You Can Now Drive Your Tesla to Mount Everest

This article originally appeared on Outside

Last week, a pair of Tesla owners drove their electric vehicles into Everest Base Camp North.

The feat is not necessarily an impressive test of the car's performance at high altitude or on rough terrain. Electric motors don't require oxygen, so they can operate even in the vacuum of space, and EVs are routinely drive in sub-zero temperatures. Plus, Base Camp North sits at just 16,900 feet, and China completed a paved road to it eight years ago (not to be confused with the Nepali Base Camp South, which requires a ten-day hike to reach). Busses carrying tourists routinely drive into the camp.

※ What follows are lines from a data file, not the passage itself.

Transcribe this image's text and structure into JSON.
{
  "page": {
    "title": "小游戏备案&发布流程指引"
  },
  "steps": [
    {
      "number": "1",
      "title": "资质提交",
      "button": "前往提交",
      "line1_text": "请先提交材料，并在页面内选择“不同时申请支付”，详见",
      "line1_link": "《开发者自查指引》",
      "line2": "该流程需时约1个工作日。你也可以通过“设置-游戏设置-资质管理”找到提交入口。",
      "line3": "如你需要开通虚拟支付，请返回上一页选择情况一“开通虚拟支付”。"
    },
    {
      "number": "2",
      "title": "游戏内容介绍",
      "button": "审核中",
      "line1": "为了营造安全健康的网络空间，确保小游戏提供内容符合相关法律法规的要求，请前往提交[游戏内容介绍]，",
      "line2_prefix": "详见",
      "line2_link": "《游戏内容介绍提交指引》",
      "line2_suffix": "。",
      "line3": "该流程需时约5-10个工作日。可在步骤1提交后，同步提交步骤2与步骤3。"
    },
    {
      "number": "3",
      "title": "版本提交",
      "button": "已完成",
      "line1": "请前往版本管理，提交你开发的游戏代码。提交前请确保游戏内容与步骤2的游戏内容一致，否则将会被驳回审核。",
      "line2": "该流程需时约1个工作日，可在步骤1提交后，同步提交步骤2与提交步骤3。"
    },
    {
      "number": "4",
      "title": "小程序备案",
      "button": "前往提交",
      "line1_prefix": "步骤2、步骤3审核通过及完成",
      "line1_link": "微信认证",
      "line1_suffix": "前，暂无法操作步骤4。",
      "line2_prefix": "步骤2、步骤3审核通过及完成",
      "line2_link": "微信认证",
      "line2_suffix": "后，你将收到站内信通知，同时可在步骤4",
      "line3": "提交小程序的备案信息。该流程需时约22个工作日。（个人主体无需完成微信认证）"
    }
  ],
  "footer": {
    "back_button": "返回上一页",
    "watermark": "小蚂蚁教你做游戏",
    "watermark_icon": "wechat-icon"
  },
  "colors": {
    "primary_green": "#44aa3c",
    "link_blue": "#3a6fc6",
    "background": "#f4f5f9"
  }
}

It's also not an impressive indication of the EVs' range. The distance from the camp to the nearest Tesla Supercharger station is only 60 miles, and a Tesla Model 3 can return up to 358 miles of range.

What is impressive is the fact that there's a Tesla Supercharge station located just 60 miles from Mount Everest.

China has over 2.2 million EV charging stations, a number that's increasing monthly at a rate that exceeds the total number of EV charging stations in the United States. The U.S. only has a total of 108,000; China built 112,000 in December, 2020, alone.

As a couple of Tesla owners driving right into Everest Base Camp North indicates, China's EV charging station network also covers rural and remote areas. That's a notorious problem here in Ameristan, where most stations are concentrated in cities in only a handful of states.

Take Montana, my home state, for instance. There's a grand total of 64 EV charging stations across the entire state, compared to the 13,658 located in California. And that's a problem for people like me, who would very much like to own a zero-emissions vehicle, but can't, since we just don't have a place to charge them.

This weekend, my wife and I invited a friend visiting from California to join us at our cabin, near Glacier National Park. But that friend had to decline, after mapping out the route, and realizing their Rivian R1T simply couldn't make it. Meanwhile, a couple dudes in China just drove straight to Mount Everest in their Teslas, without any evident planning or hassle.

The barrier to EV adoption in this country remains infrastructure. Without massive public investments in clean energy, transmission networks, charging stations, and more, we're not only falling behind the rest of the world, we're continuing to worsen the climate crisis even as we're already experiencing its disastrous impacts.